Attention on Clarida’s trades intensified months later after the New York Times reported that he failed to disclose the full extent of his trading. Months after his initial disclosures, Clarida corrected his public records, showing that he moved money out of a stock fund as the coronavirus spread and the markets fell. Then three days later, after the markets plunged, Clarida moved money back into the same fund, just before the Fed announced it was prepared to step in and provide new economic supports to the financial system.
“In the end, the OIG determined conclusively that I did not violate any statutes, rules, regulations, or standards,” Clarida said in a statement Thursday. “I have always been committed to conducting myself with integrity and respect for the obligations of public service, and this report reaffirms that lifelong commitment to exceeding ethical standards.”
Experts have more questions about the ongoing investigations and said the pressure on Fed officials to uphold the highest standards, even beyond the bounds of the law, should remain high.
“With regard to the specific accusations and questions, the facts are not in dispute,” said Aaron Klein, a senior fellow in economic studies at the Brookings Institution. “Clarida made trades and forgot to report them. Powell had this trust that made trades during the blackout period. I think what’s more concerning is where’s the findings for the Fed senior staff? And where are the findings for the Fed regional bank presidents?”
Dennis Kelleher, president and chief executive of Better Markets, which advocates stronger market regulation, said the investigation was “very narrow, omits key information, and is not credible.” Kelleher argued the investigation was never truly independent of the Fed, because the central bank’s inspector general is hired by the chair and ultimately reports to him.
“A person like the Chair asking a subordinate like the IG to investigate his boss is simply not credible, particularly, where, as here, the boss has already repeatedly stated publicly that no laws or rules were broken,” Kelleher said in a statement. “An after-the-fact investigation by the subordinate concluding that the boss’ prior public statements were accurate is not a credible investigation.”
Kaplan’s trading activity included 27 individual stocks, funds or alternative asset holdings, each valued at more than $1 million. Rosengren’s trading activities were on a much smaller scale but included stakes in four real estate investment trusts, at a time when Rosengren was publicly raising concerns for the commercial real estate sector. His public speeches and remarks often highlighted his concerns for the commercial real estate sector as the economy weathered the coronavirus recession.

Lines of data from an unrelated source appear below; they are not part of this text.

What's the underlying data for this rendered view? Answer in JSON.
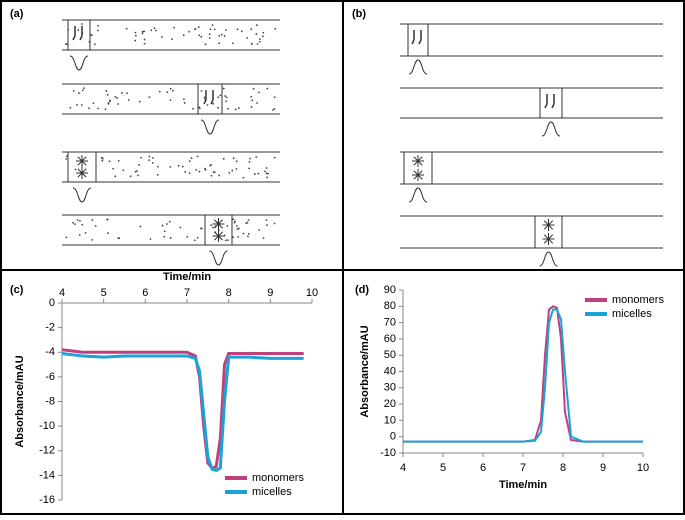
{
  "panel_labels": [
    "(a)",
    "(b)",
    "(c)",
    "(d)"
  ],
  "chart_data": [
    {
      "type": "line",
      "xlabel": "Time/min",
      "ylabel": "Absorbance/mAU",
      "x": [
        4,
        4.5,
        5,
        5.5,
        6,
        6.5,
        7,
        7.2,
        7.3,
        7.4,
        7.5,
        7.6,
        7.7,
        7.8,
        7.9,
        8,
        8.5,
        9,
        9.5,
        9.8
      ],
      "series": [
        {
          "name": "monomers",
          "color": "#c0407e",
          "values": [
            -3.8,
            -4,
            -4,
            -4,
            -4,
            -4,
            -4,
            -4.3,
            -6,
            -10,
            -13,
            -13.4,
            -13.3,
            -11,
            -5,
            -4.1,
            -4.1,
            -4.1,
            -4.1,
            -4.1
          ]
        },
        {
          "name": "micelles",
          "color": "#1ba3d8",
          "values": [
            -4.1,
            -4.3,
            -4.4,
            -4.3,
            -4.3,
            -4.3,
            -4.3,
            -4.5,
            -5.5,
            -9,
            -12.5,
            -13.5,
            -13.6,
            -13.4,
            -8,
            -4.4,
            -4.4,
            -4.5,
            -4.5,
            -4.5
          ]
        }
      ],
      "xlim": [
        4,
        10
      ],
      "xticks": [
        4,
        5,
        6,
        7,
        8,
        9,
        10
      ],
      "ylim": [
        -16,
        0
      ],
      "yticks": [
        0,
        -2,
        -4,
        -6,
        -8,
        -10,
        -12,
        -14,
        -16
      ]
    },
    {
      "type": "line",
      "xlabel": "Time/min",
      "ylabel": "Absorbance/mAU",
      "x": [
        4,
        5,
        6,
        7,
        7.3,
        7.45,
        7.55,
        7.65,
        7.75,
        7.85,
        7.95,
        8.05,
        8.2,
        8.5,
        9,
        10
      ],
      "series": [
        {
          "name": "monomers",
          "color": "#c0407e",
          "values": [
            -3,
            -3,
            -3,
            -3,
            -2,
            10,
            50,
            78,
            80,
            79,
            60,
            15,
            -2,
            -3,
            -3,
            -3
          ]
        },
        {
          "name": "micelles",
          "color": "#1ba3d8",
          "values": [
            -3,
            -3,
            -3,
            -3,
            -2.5,
            3,
            30,
            70,
            78,
            78,
            72,
            40,
            0,
            -3,
            -3,
            -3
          ]
        }
      ],
      "xlim": [
        4,
        10
      ],
      "xticks": [
        4,
        5,
        6,
        7,
        8,
        9,
        10
      ],
      "ylim": [
        -10,
        90
      ],
      "yticks": [
        -10,
        0,
        10,
        20,
        30,
        40,
        50,
        60,
        70,
        80,
        90
      ]
    }
  ]
}
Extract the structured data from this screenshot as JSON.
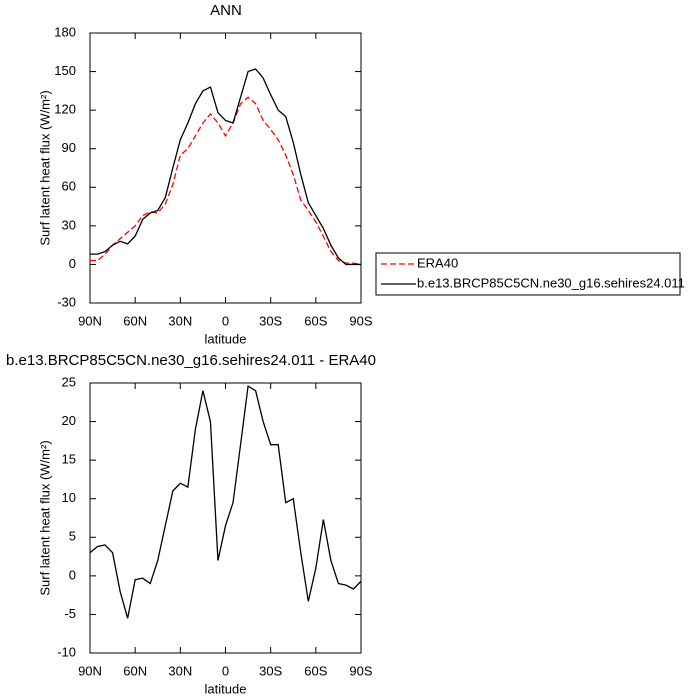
{
  "chart_data": [
    {
      "type": "line",
      "title": "ANN",
      "x_label": "latitude",
      "y_label": "Surf latent heat flux (W/m²)",
      "x": [
        90,
        85,
        80,
        75,
        70,
        65,
        60,
        55,
        50,
        45,
        40,
        35,
        30,
        25,
        20,
        15,
        10,
        5,
        0,
        -5,
        -10,
        -15,
        -20,
        -25,
        -30,
        -35,
        -40,
        -45,
        -50,
        -55,
        -60,
        -65,
        -70,
        -75,
        -80,
        -85,
        -90
      ],
      "series": [
        {
          "name": "ERA40",
          "color": "#ff0000",
          "dash": "dashed",
          "values": [
            3,
            3,
            8,
            15,
            20,
            25,
            30,
            38,
            41,
            40,
            47,
            62,
            85,
            90,
            100,
            110,
            117,
            110,
            100,
            110,
            125,
            130,
            125,
            112,
            105,
            97,
            85,
            70,
            50,
            42,
            33,
            22,
            10,
            3,
            1,
            1,
            0
          ]
        },
        {
          "name": "b.e13.BRCP85C5CN.ne30_g16.sehires24.011",
          "color": "#000000",
          "dash": "solid",
          "values": [
            8,
            8,
            10,
            15,
            18,
            16,
            22,
            35,
            40,
            42,
            52,
            75,
            97,
            110,
            125,
            135,
            138,
            118,
            112,
            110,
            130,
            150,
            152,
            145,
            132,
            120,
            115,
            95,
            70,
            48,
            38,
            28,
            15,
            5,
            0,
            0,
            0
          ]
        }
      ],
      "xlim": [
        90,
        -90
      ],
      "xticks": [
        {
          "value": 90,
          "label": "90N"
        },
        {
          "value": 60,
          "label": "60N"
        },
        {
          "value": 30,
          "label": "30N"
        },
        0,
        {
          "value": -30,
          "label": "30S"
        },
        {
          "value": -60,
          "label": "60S"
        },
        {
          "value": -90,
          "label": "90S"
        }
      ],
      "ylim": [
        -30,
        180
      ],
      "yticks": [
        -30,
        0,
        30,
        60,
        90,
        120,
        150,
        180
      ],
      "legend": "right"
    },
    {
      "type": "line",
      "title": "b.e13.BRCP85C5CN.ne30_g16.sehires24.011 - ERA40",
      "x_label": "latitude",
      "y_label": "Surf latent heat flux (W/m²)",
      "x": [
        90,
        85,
        80,
        75,
        70,
        65,
        60,
        55,
        50,
        45,
        40,
        35,
        30,
        25,
        20,
        15,
        10,
        5,
        0,
        -5,
        -10,
        -15,
        -20,
        -25,
        -30,
        -35,
        -40,
        -45,
        -50,
        -55,
        -60,
        -65,
        -70,
        -75,
        -80,
        -85,
        -90
      ],
      "values": [
        3,
        3.8,
        4,
        3,
        -2,
        -5.5,
        -0.5,
        -0.3,
        -1,
        2,
        6.5,
        11,
        12,
        11.5,
        19,
        24,
        20,
        2,
        6.5,
        9.5,
        17,
        24.6,
        24,
        20,
        17,
        17,
        9.5,
        10,
        3,
        -3.3,
        1,
        7.3,
        2,
        -1,
        -1.2,
        -1.7,
        -0.7
      ],
      "color": "#000000",
      "xlim": [
        90,
        -90
      ],
      "xticks": [
        {
          "value": 90,
          "label": "90N"
        },
        {
          "value": 60,
          "label": "60N"
        },
        {
          "value": 30,
          "label": "30N"
        },
        0,
        {
          "value": -30,
          "label": "30S"
        },
        {
          "value": -60,
          "label": "60S"
        },
        {
          "value": -90,
          "label": "90S"
        }
      ],
      "ylim": [
        -10,
        25
      ],
      "yticks": [
        -10,
        -5,
        0,
        5,
        10,
        15,
        20,
        25
      ]
    }
  ]
}
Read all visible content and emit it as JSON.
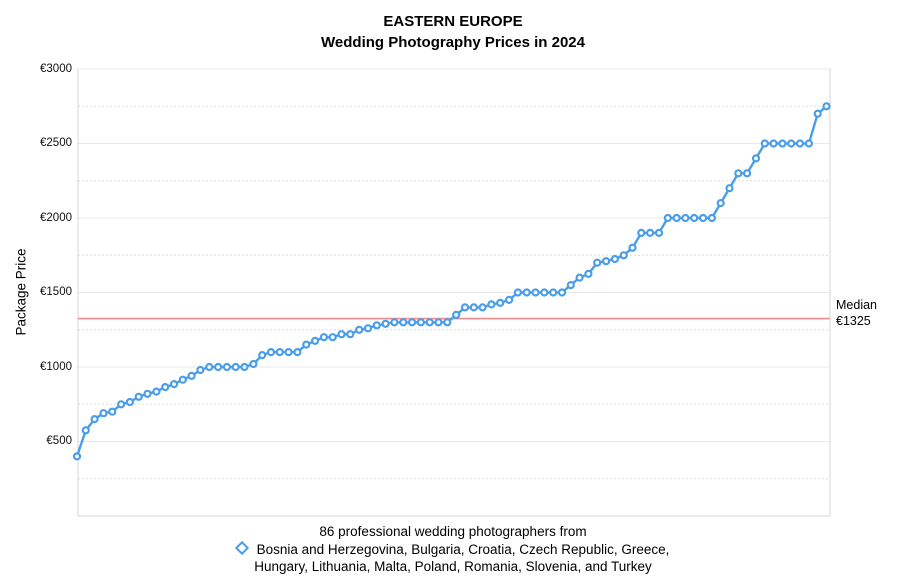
{
  "title": {
    "line1": "EASTERN EUROPE",
    "line2": "Wedding Photography Prices in 2024"
  },
  "y_axis": {
    "label": "Package Price",
    "tick_values": [
      500,
      1000,
      1500,
      2000,
      2500,
      3000
    ],
    "tick_labels": [
      "€500",
      "€1000",
      "€1500",
      "€2000",
      "€2500",
      "€3000"
    ]
  },
  "median": {
    "value": 1325,
    "label_line1": "Median",
    "label_line2": "€1325"
  },
  "legend": {
    "line1": "86 professional wedding photographers from",
    "line2": "Bosnia and Herzegovina, Bulgaria, Croatia, Czech Republic, Greece,",
    "line3": "Hungary, Lithuania, Malta, Poland, Romania, Slovenia, and Turkey",
    "marker_icon": "diamond-icon"
  },
  "colors": {
    "series": "#4a9de8",
    "marker_fill": "#ffffff",
    "median_line": "#f28b8b",
    "grid_major": "#e8e8e8",
    "grid_minor": "#dedede",
    "axis_border": "#d6d6d6",
    "text": "#000000",
    "background": "#ffffff"
  },
  "chart_data": {
    "type": "line",
    "title": "EASTERN EUROPE — Wedding Photography Prices in 2024",
    "ylabel": "Package Price",
    "ylim": [
      0,
      3000
    ],
    "y_major_step": 500,
    "y_minor_step": 250,
    "grid": true,
    "legend_position": "bottom",
    "marker": "open-circle",
    "n_points": 86,
    "median_value": 1325,
    "values": [
      400,
      575,
      650,
      690,
      700,
      750,
      765,
      800,
      820,
      835,
      865,
      885,
      915,
      940,
      980,
      1000,
      1000,
      1000,
      1000,
      1000,
      1020,
      1080,
      1100,
      1100,
      1100,
      1100,
      1150,
      1175,
      1200,
      1200,
      1220,
      1220,
      1250,
      1260,
      1280,
      1290,
      1300,
      1300,
      1300,
      1300,
      1300,
      1300,
      1300,
      1350,
      1400,
      1400,
      1400,
      1420,
      1430,
      1450,
      1500,
      1500,
      1500,
      1500,
      1500,
      1500,
      1550,
      1600,
      1625,
      1700,
      1710,
      1725,
      1750,
      1800,
      1900,
      1900,
      1900,
      2000,
      2000,
      2000,
      2000,
      2000,
      2000,
      2100,
      2200,
      2300,
      2300,
      2400,
      2500,
      2500,
      2500,
      2500,
      2500,
      2500,
      2700,
      2750
    ]
  }
}
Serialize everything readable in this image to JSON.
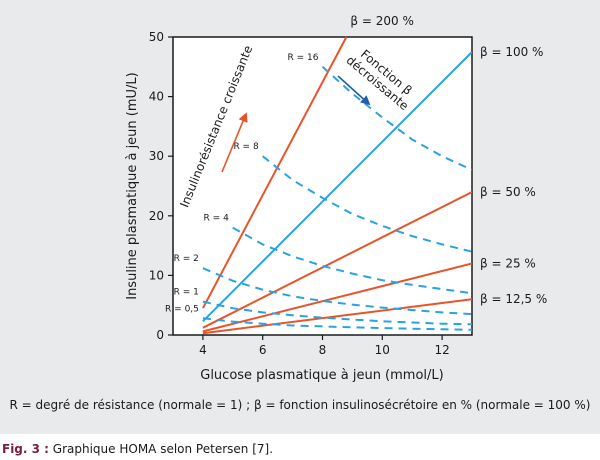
{
  "chart_data": {
    "type": "line",
    "xlabel": "Glucose plasmatique à jeun (mmol/L)",
    "ylabel": "Insuline plasmatique à jeun (mU/L)",
    "xlim": [
      3,
      13
    ],
    "ylim": [
      0,
      50
    ],
    "x_ticks": [
      4,
      6,
      8,
      10,
      12
    ],
    "y_ticks": [
      0,
      10,
      20,
      30,
      40,
      50
    ],
    "grid": false,
    "series": [
      {
        "name": "β = 200 %",
        "style": "solid",
        "color": "#e8542a",
        "points": [
          [
            4,
            4.5
          ],
          [
            8.8,
            50
          ]
        ]
      },
      {
        "name": "β = 100 %",
        "style": "solid",
        "color": "#29a3dd",
        "points": [
          [
            4,
            2.3
          ],
          [
            13,
            47.5
          ]
        ]
      },
      {
        "name": "β = 50 %",
        "style": "solid",
        "color": "#e8542a",
        "points": [
          [
            4,
            1.2
          ],
          [
            13,
            24
          ]
        ]
      },
      {
        "name": "β = 25 %",
        "style": "solid",
        "color": "#e8542a",
        "points": [
          [
            4,
            0.6
          ],
          [
            13,
            12
          ]
        ]
      },
      {
        "name": "β = 12,5 %",
        "style": "solid",
        "color": "#e8542a",
        "points": [
          [
            4,
            0.3
          ],
          [
            13,
            6
          ]
        ]
      },
      {
        "name": "R = 16",
        "style": "dashed",
        "color": "#29a3dd",
        "points": [
          [
            8,
            45
          ],
          [
            9,
            40.5
          ],
          [
            10,
            36.5
          ],
          [
            11,
            32.8
          ],
          [
            12,
            30
          ],
          [
            13,
            27.7
          ]
        ]
      },
      {
        "name": "R = 8",
        "style": "dashed",
        "color": "#29a3dd",
        "points": [
          [
            6,
            30
          ],
          [
            7,
            26
          ],
          [
            8,
            23
          ],
          [
            9,
            20.3
          ],
          [
            10,
            18.3
          ],
          [
            11,
            16.6
          ],
          [
            12,
            15.2
          ],
          [
            13,
            14
          ]
        ]
      },
      {
        "name": "R = 4",
        "style": "dashed",
        "color": "#29a3dd",
        "points": [
          [
            5,
            18
          ],
          [
            6,
            15.2
          ],
          [
            7,
            13.2
          ],
          [
            8,
            11.6
          ],
          [
            9,
            10.3
          ],
          [
            10,
            9.2
          ],
          [
            11,
            8.4
          ],
          [
            12,
            7.7
          ],
          [
            13,
            7
          ]
        ]
      },
      {
        "name": "R = 2",
        "style": "dashed",
        "color": "#29a3dd",
        "points": [
          [
            4,
            11.2
          ],
          [
            5,
            9.1
          ],
          [
            6,
            7.6
          ],
          [
            7,
            6.5
          ],
          [
            8,
            5.7
          ],
          [
            9,
            5.1
          ],
          [
            10,
            4.6
          ],
          [
            11,
            4.2
          ],
          [
            12,
            3.8
          ],
          [
            13,
            3.5
          ]
        ]
      },
      {
        "name": "R = 1",
        "style": "dashed",
        "color": "#29a3dd",
        "points": [
          [
            4,
            5.6
          ],
          [
            5,
            4.5
          ],
          [
            6,
            3.8
          ],
          [
            7,
            3.3
          ],
          [
            8,
            2.9
          ],
          [
            9,
            2.6
          ],
          [
            10,
            2.3
          ],
          [
            11,
            2.1
          ],
          [
            12,
            1.9
          ],
          [
            13,
            1.8
          ]
        ]
      },
      {
        "name": "R = 0,5",
        "style": "dashed",
        "color": "#29a3dd",
        "points": [
          [
            4,
            2.8
          ],
          [
            5,
            2.25
          ],
          [
            6,
            1.9
          ],
          [
            7,
            1.6
          ],
          [
            8,
            1.45
          ],
          [
            9,
            1.3
          ],
          [
            10,
            1.15
          ],
          [
            11,
            1.05
          ],
          [
            12,
            0.95
          ],
          [
            13,
            0.88
          ]
        ]
      }
    ],
    "annotations": [
      {
        "text": "Insulinorésistance croissante",
        "color": "#e8542a"
      },
      {
        "text_line1": "Fonction β",
        "text_line2": "décroissante",
        "color": "#1f5fa8"
      }
    ]
  },
  "footnote": "R = degré de résistance (normale = 1) ; β = fonction insulinosécrétoire en % (normale = 100 %)",
  "caption": {
    "label": "Fig. 3 :",
    "text": " Graphique HOMA selon Petersen [7]."
  }
}
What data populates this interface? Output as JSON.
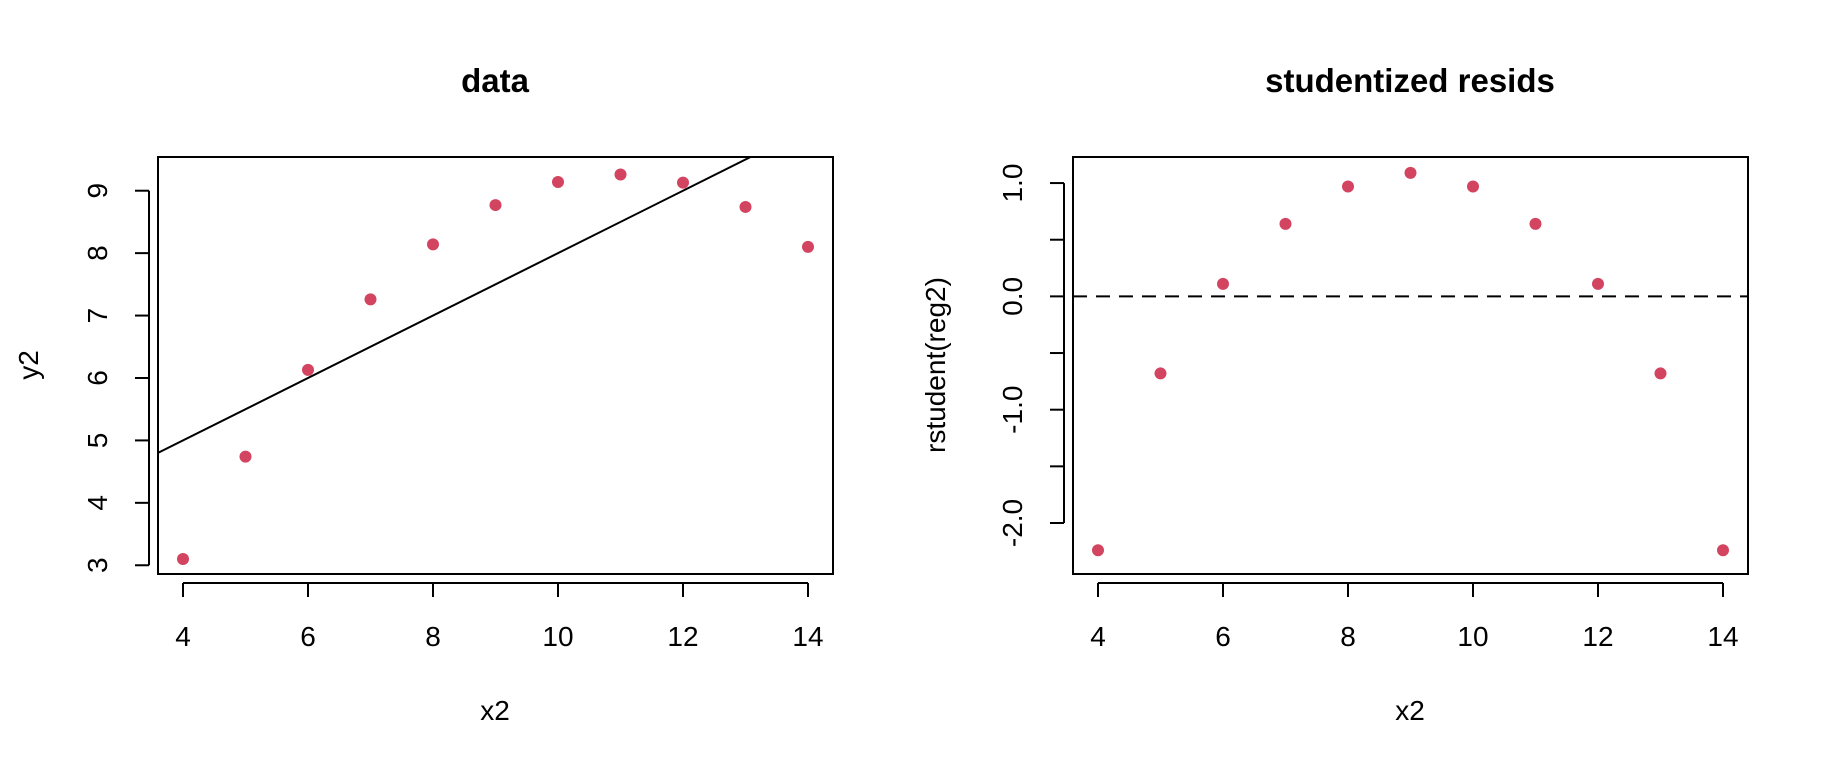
{
  "chart_data": [
    {
      "type": "scatter",
      "title": "data",
      "xlabel": "x2",
      "ylabel": "y2",
      "xlim": [
        3.6,
        14.4
      ],
      "ylim": [
        2.86,
        9.54
      ],
      "xticks": [
        4,
        6,
        8,
        10,
        12,
        14
      ],
      "xtick_labels": [
        "4",
        "6",
        "8",
        "10",
        "12",
        "14"
      ],
      "yticks": [
        3,
        4,
        5,
        6,
        7,
        8,
        9
      ],
      "ytick_labels": [
        "3",
        "4",
        "5",
        "6",
        "7",
        "8",
        "9"
      ],
      "point_color": "#D2445F",
      "series": [
        {
          "x": [
            4,
            5,
            6,
            7,
            8,
            9,
            10,
            11,
            12,
            13,
            14
          ],
          "y": [
            3.1,
            4.74,
            6.13,
            7.26,
            8.14,
            8.77,
            9.14,
            9.26,
            9.13,
            8.74,
            8.1
          ]
        }
      ],
      "fit_line": {
        "intercept": 3.0,
        "slope": 0.5
      },
      "grid": false
    },
    {
      "type": "scatter",
      "title": "studentized resids",
      "xlabel": "x2",
      "ylabel": "rstudent(reg2)",
      "xlim": [
        3.6,
        14.4
      ],
      "ylim": [
        -2.45,
        1.23
      ],
      "xticks": [
        4,
        6,
        8,
        10,
        12,
        14
      ],
      "xtick_labels": [
        "4",
        "6",
        "8",
        "10",
        "12",
        "14"
      ],
      "yticks": [
        -2.0,
        -1.5,
        -1.0,
        -0.5,
        0.0,
        0.5,
        1.0
      ],
      "ytick_labels": [
        "-2.0",
        "",
        "-1.0",
        "",
        "0.0",
        "",
        "1.0"
      ],
      "point_color": "#D2445F",
      "series": [
        {
          "x": [
            4,
            5,
            6,
            7,
            8,
            9,
            10,
            11,
            12,
            13,
            14
          ],
          "y": [
            -2.24,
            -0.68,
            0.11,
            0.64,
            0.97,
            1.09,
            0.97,
            0.64,
            0.11,
            -0.68,
            -2.24
          ]
        }
      ],
      "hline": {
        "y": 0.0,
        "style": "dashed"
      },
      "grid": false
    }
  ]
}
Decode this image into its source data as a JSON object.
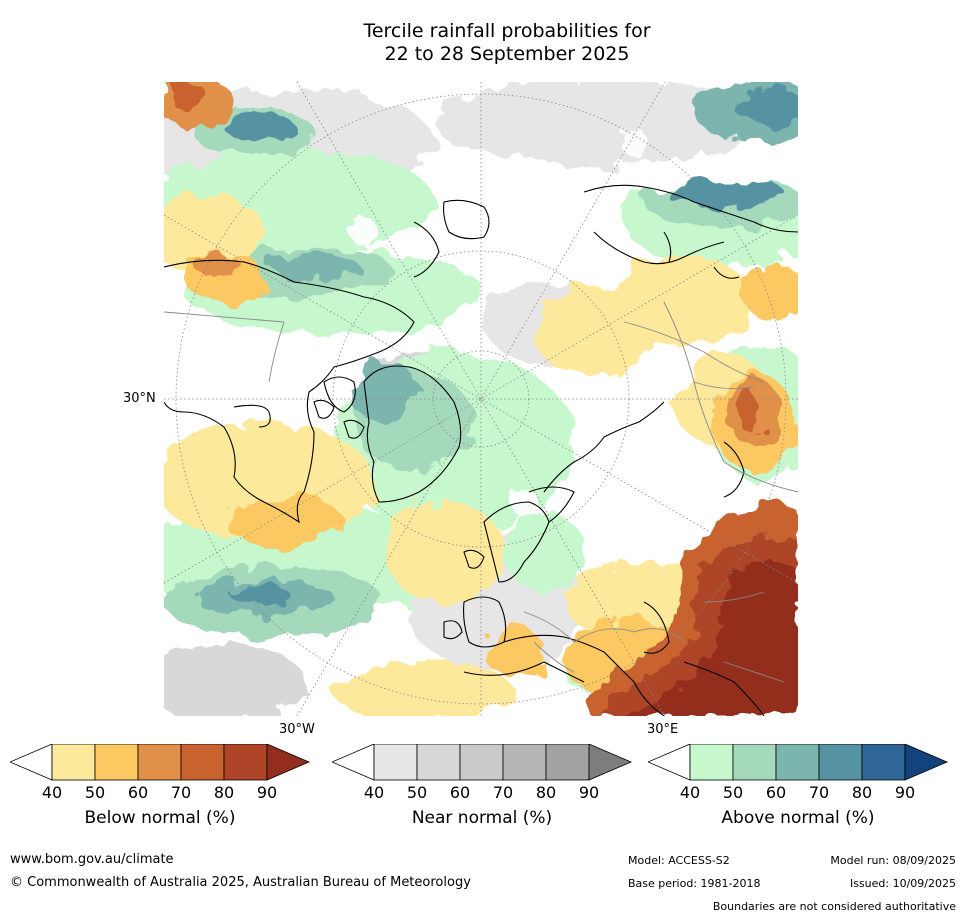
{
  "title_line1": "Tercile rainfall probabilities for",
  "title_line2": "22 to 28 September 2025",
  "map": {
    "projection": "north-polar-stereographic",
    "lat_label": "30°N",
    "lon_labels": [
      "30°W",
      "30°E"
    ]
  },
  "colorbars": [
    {
      "label": "Below normal (%)",
      "ticks": [
        "40",
        "50",
        "60",
        "70",
        "80",
        "90"
      ],
      "colors": [
        "#ffffff",
        "#fde99b",
        "#fcc862",
        "#e19049",
        "#c8622f",
        "#ad4428",
        "#932d1e"
      ]
    },
    {
      "label": "Near normal (%)",
      "ticks": [
        "40",
        "50",
        "60",
        "70",
        "80",
        "90"
      ],
      "colors": [
        "#ffffff",
        "#e6e6e6",
        "#d8d8d8",
        "#cacaca",
        "#b6b6b6",
        "#a2a2a2",
        "#7d7d7d"
      ]
    },
    {
      "label": "Above normal (%)",
      "ticks": [
        "40",
        "50",
        "60",
        "70",
        "80",
        "90"
      ],
      "colors": [
        "#ffffff",
        "#c6f7cd",
        "#a5d9bc",
        "#7bb5ae",
        "#5693a2",
        "#2f6597",
        "#13437c"
      ]
    }
  ],
  "footer": {
    "website": "www.bom.gov.au/climate",
    "copyright": "© Commonwealth of Australia 2025, Australian Bureau of Meteorology",
    "model": "Model: ACCESS-S2",
    "base_period": "Base period: 1981-2018",
    "model_run": "Model run: 08/09/2025",
    "issued": "Issued: 10/09/2025",
    "disclaimer": "Boundaries are not considered authoritative"
  }
}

The scandal also ramped up the pressure on Powell to overhaul the Fed’s internal policies about what kind of financial activities officials can and can’t participate in. The Fed’s own reputation also suffered, leaving Powell to make the case to the American public and Congress that the central bank was worthy of the public’s trust.
As part of its cleanup act, the Fed announced a major tightening of its ethics rules, which now prohibit the purchase of individual securities, restrict active trading and ramp up the timeliness of reporting and public financial disclosures by Fed policymakers and senior staff members. Senior Fed officials are also only allowed to purchase diversified investment vehicles, such as mutual funds.